Dr. Brian Williams, computer scientist and electrical engineer from the Massachusetts Institute of Technology, was part of the first instalment of the Coordinated Robotics, three years ago on Falkor near Scott’s Reef, Australia. Back then he worked closely with Dr. Richard Camilli from Woods Hole Oceanographic Institution, developing algorithms to improve the performance of Camilli’s Slocum Glider. At that time, the experts aimed to be able to give it a set of goals – namely places to travel to and explore – then rate their relevance so that the system could decide the best course of action. The glider would consider variables such as bathymetry, currents, and vehicle dynamics. If a part of the mission was not possible or was too risky, it would divide each waypoint into subsets and decide which were a priority (with regards to science) in order to replan the mission following the most energy-efficient path. “The risk might be how close you are to colliding, or maybe not arriving at the rendezvous point at the end of the mission or in time. So we spent the last 2 or 3 years developing that capability. And that is what we’re running right now,” explains Dr. Williams. As if that was not complex enough, the experts have come back to Falkor and upped the ante.
Uncertainty
Knowledge about a particular underwater location might be limited, putting scientists and engineers in the uncomfortable position of sending robots into missions with varying levels of risk. The team has developed the capability for the vehicles to operate within a safety margin, thus dealing with uncertainty.

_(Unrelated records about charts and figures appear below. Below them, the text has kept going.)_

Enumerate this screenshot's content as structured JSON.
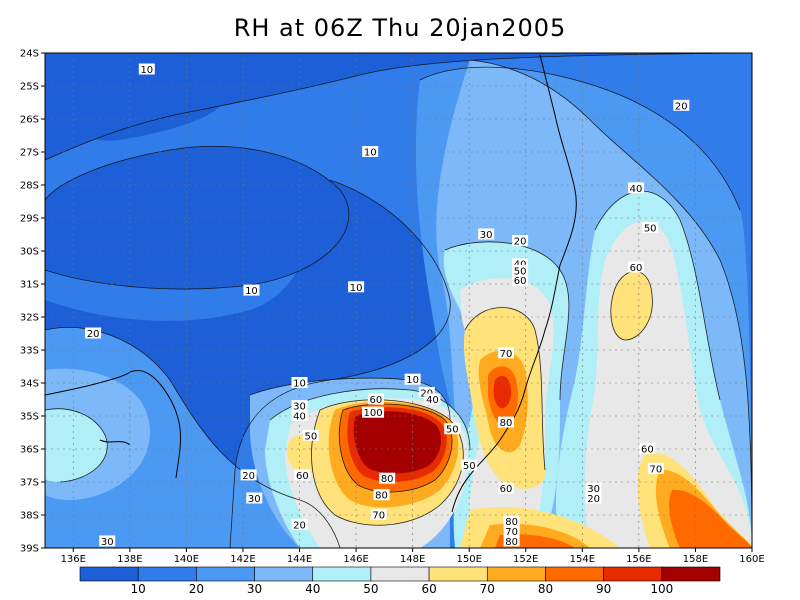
{
  "title": "RH at 06Z Thu 20jan2005",
  "lat_labels": [
    "24S",
    "25S",
    "26S",
    "27S",
    "28S",
    "29S",
    "30S",
    "31S",
    "32S",
    "33S",
    "34S",
    "35S",
    "36S",
    "37S",
    "38S",
    "39S"
  ],
  "lon_labels": [
    "136E",
    "138E",
    "140E",
    "142E",
    "144E",
    "146E",
    "148E",
    "150E",
    "152E",
    "154E",
    "156E",
    "158E",
    "160E"
  ],
  "colorbar": {
    "ticks": [
      "10",
      "20",
      "30",
      "40",
      "50",
      "60",
      "70",
      "80",
      "90",
      "100"
    ],
    "colors": [
      "#1c5fd6",
      "#2f7cea",
      "#4c99f3",
      "#7db9f8",
      "#b0eef8",
      "#e8e8e8",
      "#ffe27a",
      "#ffab1f",
      "#ff6a00",
      "#e82a00",
      "#a50000"
    ]
  },
  "contour_labels": [
    {
      "text": "10",
      "lon": 138.6,
      "lat": -24.5
    },
    {
      "text": "20",
      "lon": 157.5,
      "lat": -25.6
    },
    {
      "text": "10",
      "lon": 146.5,
      "lat": -27.0
    },
    {
      "text": "40",
      "lon": 155.9,
      "lat": -28.1
    },
    {
      "text": "50",
      "lon": 156.4,
      "lat": -29.3
    },
    {
      "text": "30",
      "lon": 150.6,
      "lat": -29.5
    },
    {
      "text": "20",
      "lon": 151.8,
      "lat": -29.7
    },
    {
      "text": "40",
      "lon": 151.8,
      "lat": -30.4
    },
    {
      "text": "50",
      "lon": 151.8,
      "lat": -30.6
    },
    {
      "text": "60",
      "lon": 151.8,
      "lat": -30.9
    },
    {
      "text": "60",
      "lon": 155.9,
      "lat": -30.5
    },
    {
      "text": "10",
      "lon": 142.3,
      "lat": -31.2
    },
    {
      "text": "10",
      "lon": 146.0,
      "lat": -31.1
    },
    {
      "text": "20",
      "lon": 136.7,
      "lat": -32.5
    },
    {
      "text": "70",
      "lon": 151.3,
      "lat": -33.1
    },
    {
      "text": "10",
      "lon": 144.0,
      "lat": -34.0
    },
    {
      "text": "10",
      "lon": 148.0,
      "lat": -33.9
    },
    {
      "text": "20",
      "lon": 148.5,
      "lat": -34.3
    },
    {
      "text": "40",
      "lon": 148.7,
      "lat": -34.5
    },
    {
      "text": "30",
      "lon": 144.0,
      "lat": -34.7
    },
    {
      "text": "40",
      "lon": 144.0,
      "lat": -35.0
    },
    {
      "text": "60",
      "lon": 146.7,
      "lat": -34.5
    },
    {
      "text": "100",
      "lon": 146.6,
      "lat": -34.9
    },
    {
      "text": "50",
      "lon": 144.4,
      "lat": -35.6
    },
    {
      "text": "50",
      "lon": 149.4,
      "lat": -35.4
    },
    {
      "text": "80",
      "lon": 151.3,
      "lat": -35.2
    },
    {
      "text": "50",
      "lon": 150.0,
      "lat": -36.5
    },
    {
      "text": "60",
      "lon": 144.1,
      "lat": -36.8
    },
    {
      "text": "80",
      "lon": 147.1,
      "lat": -36.9
    },
    {
      "text": "80",
      "lon": 146.9,
      "lat": -37.4
    },
    {
      "text": "60",
      "lon": 151.3,
      "lat": -37.2
    },
    {
      "text": "60",
      "lon": 156.3,
      "lat": -36.0
    },
    {
      "text": "70",
      "lon": 156.6,
      "lat": -36.6
    },
    {
      "text": "20",
      "lon": 142.2,
      "lat": -36.8
    },
    {
      "text": "30",
      "lon": 142.4,
      "lat": -37.5
    },
    {
      "text": "30",
      "lon": 154.4,
      "lat": -37.2
    },
    {
      "text": "20",
      "lon": 154.4,
      "lat": -37.5
    },
    {
      "text": "70",
      "lon": 146.8,
      "lat": -38.0
    },
    {
      "text": "20",
      "lon": 144.0,
      "lat": -38.3
    },
    {
      "text": "30",
      "lon": 137.2,
      "lat": -38.8
    },
    {
      "text": "80",
      "lon": 151.5,
      "lat": -38.2
    },
    {
      "text": "70",
      "lon": 151.5,
      "lat": -38.5
    },
    {
      "text": "80",
      "lon": 151.5,
      "lat": -38.8
    }
  ]
}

Today, they want to take that capability further by specifying how much risk the scientists are willing to take, then allowing the vehicles to make decisions throughout their missions, assessing the risks and adjusting accordingly.

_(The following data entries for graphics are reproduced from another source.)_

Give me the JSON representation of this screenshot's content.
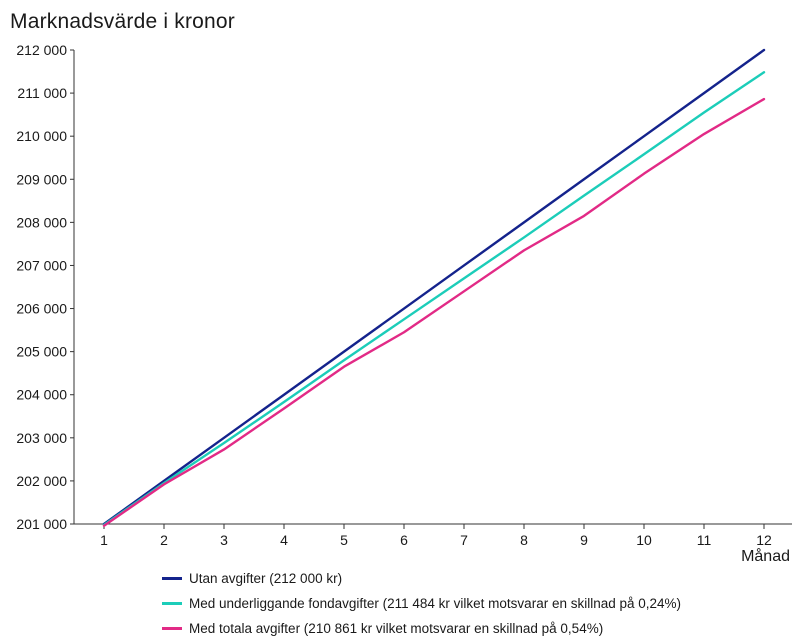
{
  "chart_data": {
    "type": "line",
    "title": "Marknadsvärde i kronor",
    "xlabel": "Månad",
    "ylabel": "",
    "x": [
      1,
      2,
      3,
      4,
      5,
      6,
      7,
      8,
      9,
      10,
      11,
      12
    ],
    "x_tick_labels": [
      "1",
      "2",
      "3",
      "4",
      "5",
      "6",
      "7",
      "8",
      "9",
      "10",
      "11",
      "12"
    ],
    "ylim": [
      201000,
      212000
    ],
    "y_ticks": [
      201000,
      202000,
      203000,
      204000,
      205000,
      206000,
      207000,
      208000,
      209000,
      210000,
      211000,
      212000
    ],
    "y_tick_labels": [
      "201 000",
      "202 000",
      "203 000",
      "204 000",
      "205 000",
      "206 000",
      "207 000",
      "208 000",
      "209 000",
      "210 000",
      "211 000",
      "212 000"
    ],
    "grid": false,
    "legend_position": "bottom",
    "series": [
      {
        "name": "Utan avgifter (212 000 kr)",
        "color": "#14238c",
        "values": [
          201000,
          202000,
          203000,
          204000,
          205000,
          206000,
          207000,
          208000,
          209000,
          210000,
          211000,
          212000
        ]
      },
      {
        "name": "Med underliggande fondavgifter (211 484 kr vilket motsvarar en skillnad på 0,24%)",
        "color": "#1ccdb9",
        "values": [
          200980,
          201950,
          202880,
          203830,
          204800,
          205750,
          206700,
          207650,
          208620,
          209580,
          210550,
          211484
        ]
      },
      {
        "name": "Med totala avgifter (210 861 kr vilket motsvarar en skillnad på 0,54%)",
        "color": "#e22a86",
        "values": [
          200960,
          201920,
          202730,
          203680,
          204650,
          205450,
          206400,
          207350,
          208150,
          209130,
          210050,
          210861
        ]
      }
    ]
  }
}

“Communicating with the vehicles requires the right software to be created, and they all have different languages so we’re trying to develop interfaces for each, but that’s probably not the harder part of it,” Dr. Williams says. “The harder part is the algorithm. It has multiple choices and must try them all in all possible orders… that’s a huge set of possibilities. The algorithm must be able to try something and decide ‘Oh that didn’t work, why didn’t it work?’ and then rule out different options. So a lot of the time is us trying to get the software to work at that scale.” A scale that must now be multiplied by eight: the number of vehicles being tested during this cruise.
The Campaign Trail
The first step is to control single vehicles by giving them science goals – sending them on missions that are carried out in a goal-directed and risk-aware manner. Developing the right algorithms and making sure they operate correctly in each vehicle is one challenge that the team must overcome, but once that is accomplished, the quest will be far from over. The engineers’ ultimate goal is to create a campaign of autonomous underwater vehicles, all working together in a joint mission.
“We are hoping that by the end of the cruise, we will be able to control several of the vehicles alone, but also what we want to do is control them together. So the dream is that the system would control all the vehicles and plan the missions, and then it could also help scientists and crew achieve their goals,” shares Dr. Williams.
Back in the classic Star Trek saga, it was a cliche that those wearing red uniforms would be killed in battle. Given that statistic, Dr. Richard Camilli and the engineers developing the vehicles knew they would not paint any of the robots red. Every day, the robots continue their intense immersion course, dotting the blue waters of the ‘Au ‘Au Channel with their yellow frames.